Mercurio se tourna vers Giuditta, qui le regardait. Et il sut ce qu’elle pensait. Elle aussi se rappelait le jour de leur arrivée à Mestre, quand il avait sauté à l’eau en la laissant sur l’embarcation des héros de Marignan pour rester avec ses compagnons de voyage. Elle hocha la tête. « Non, cette fois je ne sauterai pas…, souffla Mercurio.
— Tu en serais bien incapable », dit Lanzafame en riant, tandis que la barque s’écartait du quai.
Mercurio ne rit pas. Il se perdait dans les yeux de Giuditta. « Parce que maintenant je sais où est ma place. »
Giuditta lui prit la main. Elle regarda au fond de la calle dei Fuseri où Zolfo avait rejoint Benedetta. Ils étaient arrêtés et semblaient parler avec animation.

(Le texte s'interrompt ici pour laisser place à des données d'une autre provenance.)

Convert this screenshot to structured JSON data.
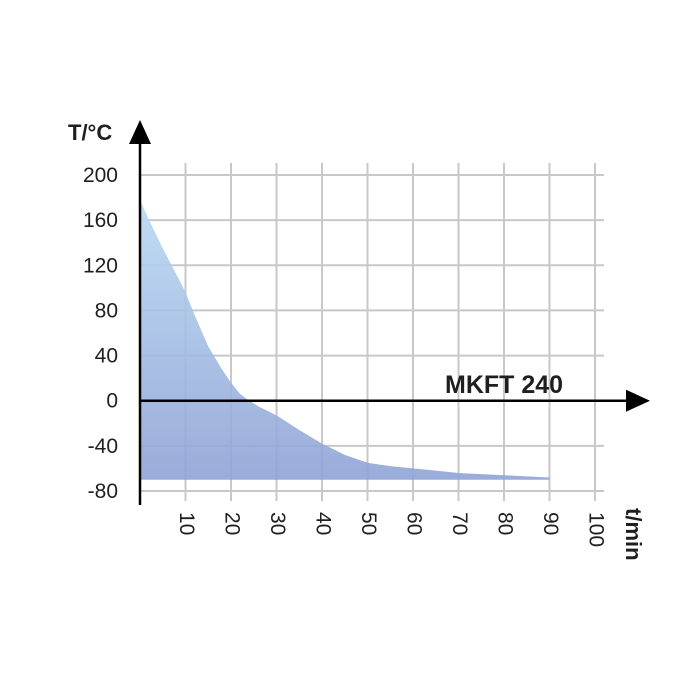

« Que vont-ils faire maintenant ? demanda Giuditta.
— Des arnaques, du vol », dit Mercurio avec une pointe de légèreté et de complaisance dans la voix. Il ôta sa perruque avec sa fausse tonsure. « C’est tout ce que nous savons faire…
— Montre-moi ça, dit Isacco. Et puisqu’on en parle, ferais-tu confiance à un faux docteur ?
— Plus qu’à un vrai… », répondit Mercurio, qui s’étendit.
Avec un couteau, Isacco coupa sa tunique sur le côté. Il regarda la blessure et hocha la tête.
Les yeux de Giuditta se remplirent de larmes.
« Qui diable t’a fait ce bandage ?
— Moi, fit Zuan.
— Continue à faire le marin, ça vaudra mieux », maugréa Isacco.
La barque avait pris de la vitesse. Elle filait le long du rio San Mosè et en quelques instants se retrouva sur le Grand Canal. Ils virèrent à bâbord pour se diriger vers la riva degli Schiavoni.
« Le garçon doit être pansé et recousu, dit Isacco au capitaine. Il faut aller à Mestre, à l’hôpital.
— N’y pense même pas, docteur, répondit le capitaine.
— Si, il le faut, dit Giuditta.
— Non, répéta Lanzafame. On ne va pas se balader dans Venise avec toi, il n’en est pas question. Dans pas longtemps, quand ils verront qu’on n’arrive pas à la prison, ils lanceront une vraie battue.
— Mais…
— Il n’en est pas question, dit sèchement Lanzafame. Maintenant, on va au bateau. Puis le docteur ira avec ces deux bonevoglies à Mestre où il prendra ce qu’il lui faut, et il reviendra. S’il y a une chance de ne pas se faire rattraper, c’est la seule. Tout autre plan est exclu. » Il regarda Mercurio. « J’ai pas raison, mon gars ?
— Parfait… » Mercurio releva la tête et se tourna vers Tonio et Berto. « C’est le moment de montrer qui vous êtes », dit-il. Puis, avec le peu de souffle qui lui restait, il s’essaya à crier : « Ramez ! ».
Tonio et Berto firent grincer les rames tant ils mettaient de force dans la vogue, arquant leur dos puissant.
Ils venaient à peine de débarquer leur chargement humain au squero de Zuan qu’ils étaient déjà repartis avec Isacco seul à bord.
On transporta Mercurio, dont Giuditta ne lâchait pas la main. On l’étendit sur le pont de la caraque.
Mosè tournait autour de Mercurio, hurlait à la mort et remuait doucement la queue.
Zuan avait eu juste le temps de faire monter à bord tout son vieil équipage, et les bonevoglies recrutés avaient à peine plongé leurs rames dans l’eau, que Tonio et Berto étaient déjà de retour.
À bord, il y avait aussi Anna, pâle et épouvantée.
« J’ai pas réussi à la faire rester là-bas, mon garçon, je suis désolé », plaisanta Isacco en grimpant sur le pont du navire avec sa trousse à instruments, et un grand sac rempli d’herbes médicinales et d’onguents.
Giuditta était toujours près de Mercurio, malheureuse.
« Ils sont fous à Venise ! dit Tonio. Quel bordel ! La moitié des Vénitiens voudrait rattraper la sorcière et l’autre moitié la cacher dans sa propre maison. »
Isacco ouvrit sa trousse.
« Mon petit », dit Anna effrayée en s’agenouillant à côté de Mercurio.
Il lui sourit faiblement.
Anna tourna son regard vers Giuditta, qu’elle voyait pour la première fois. C’était donc la jeune fille pour laquelle Mercurio avait changé le monde. Elle se dit qu’elle avait de la chance. Si elle n’avait pas eu un mari comme le sien, elle l’aurait enviée. Au lieu de cela, en voyant comment Giuditta regardait Mercurio, le léger sourire qu’elle avait sur les lèvres s’élargit. Elle lui ouvrit son cœur. « Si tu ne le sauves pas, plus question d’hôpital, pour toi. Dieu m’en est témoin, dit Anna à Isacco.